Mid-infrared heterodyne phase-sensitive dispersion spectroscopy in flame measurements

Abstract

We present the first demonstration of heterodyne phase-sensitive dispersion spectroscopy (HPSDS) for in situ, non-intrusive and quantitative CO2 concentration measurements in flames. Dispersion spectroscopy retrieves gas properties by measuring the refractive index in the vicinity of a molecular resonance. The HPSDS scheme features a significant diagnostic advantage of the intrinsic immunity to laser power fluctuations caused by beam steering, thermal radiation and soot scattering in combustion environments, and thus no extra calibration process is required. In this work, we described the spectroscopic fundamentals for measuring heterodyne phase signals in flames. As a proof of principle, we used a mid-infrared interband cascade laser (ICL) near 4183 nm to exploit the strong CO2 transitions in the R-branch of the v3 fundamental band.
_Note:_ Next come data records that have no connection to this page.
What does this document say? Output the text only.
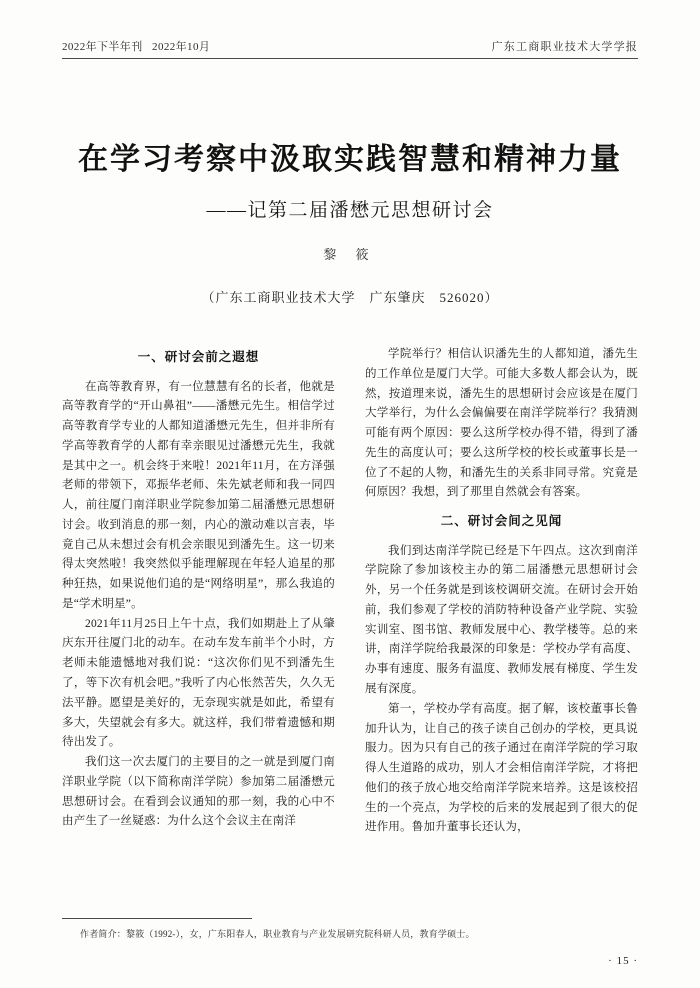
2022年下半年刊   2022年10月	广东工商职业技术大学学报
在学习考察中汲取实践智慧和精神力量
——记第二届潘懋元思想研讨会
黎 筱
（广东工商职业技术大学　广东肇庆　526020）
一、研讨会前之遐想

在高等教育界，有一位慧慧有名的长者，他就是高等教育学的“开山鼻祖”——潘懋元先生。相信学过高等教育学专业的人都知道潘懋元先生，但并非所有学高等教育学的人都有幸亲眼见过潘懋元先生，我就是其中之一。机会终于来啦！2021年11月，在方泽强老师的带领下，邓振华老师、朱先斌老师和我一同四人，前往厦门南洋职业学院参加第二届潘懋元思想研讨会。收到消息的那一刻，内心的激动难以言表，毕竟自己从未想过会有机会亲眼见到潘先生。这一切来得太突然啦！我突然似乎能理解现在年轻人追星的那种狂热，如果说他们追的是“网络明星”，那么我追的是“学术明星”。

2021年11月25日上午十点，我们如期赴上了从肇庆东开往厦门北的动车。在动车发车前半个小时，方老师未能遗憾地对我们说：“这次你们见不到潘先生了，等下次有机会吧。”我听了内心怅然苦失，久久无法平静。愿望是美好的，无奈现实就是如此，希望有多大，失望就会有多大。就这样，我们带着遗憾和期待出发了。

我们这一次去厦门的主要目的之一就是到厦门南洋职业学院（以下简称南洋学院）参加第二届潘懋元思想研讨会。在看到会议通知的那一刻，我的心中不由产生了一丝疑惑：为什么这个会议主在南洋

学院举行？相信认识潘先生的人都知道，潘先生的工作单位是厦门大学。可能大多数人都会认为，既然，按道理来说，潘先生的思想研讨会应该是在厦门大学举行，为什么会偏偏要在南洋学院举行？我猜测可能有两个原因：要么这所学校办得不错，得到了潘先生的高度认可；要么这所学校的校长或董事长是一位了不起的人物，和潘先生的关系非同寻常。究竟是何原因？我想，到了那里自然就会有答案。

二、研讨会间之见闻

我们到达南洋学院已经是下午四点。这次到南洋学院除了参加该校主办的第二届潘懋元思想研讨会外，另一个任务就是到该校调研交流。在研讨会开始前，我们参观了学校的消防特种设备产业学院、实验实训室、图书馆、教师发展中心、教学楼等。总的来讲，南洋学院给我最深的印象是：学校办学有高度、办事有速度、服务有温度、教师发展有梯度、学生发展有深度。

第一，学校办学有高度。据了解，该校董事长鲁加升认为，让自己的孩子读自己创办的学校，更具说服力。因为只有自己的孩子通过在南洋学院的学习取得人生道路的成功，别人才会相信南洋学院，才将把他们的孩子放心地交给南洋学院来培养。这是该校招生的一个亮点，为学校的后来的发展起到了很大的促进作用。鲁加升董事长还认为，

作者简介：黎筱（1992-），女，广东阳春人，职业教育与产业发展研究院科研人员，教育学硕士。
· 15 ·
The HPSDS signals of four CO2 lines, R(76), R(78), R(80) and R(82), were measured in CH4/air flames to obtain CO2 concentrations at different equivalence ratios (Φ = 0.8–1.2), yielding a good agreement with the simultaneous laser absorption measurements using the same ICL. With its immunity to laser power fluctuations verified experimentally, the HPSDS sensor was successfully implemented to measure CO2 concentrations in C2H4/air sooting flames (Φ = 1.78–2.38). Laser dispersion spectroscopy proves to be a promising and alternative diagnostic tool for combustion measurements.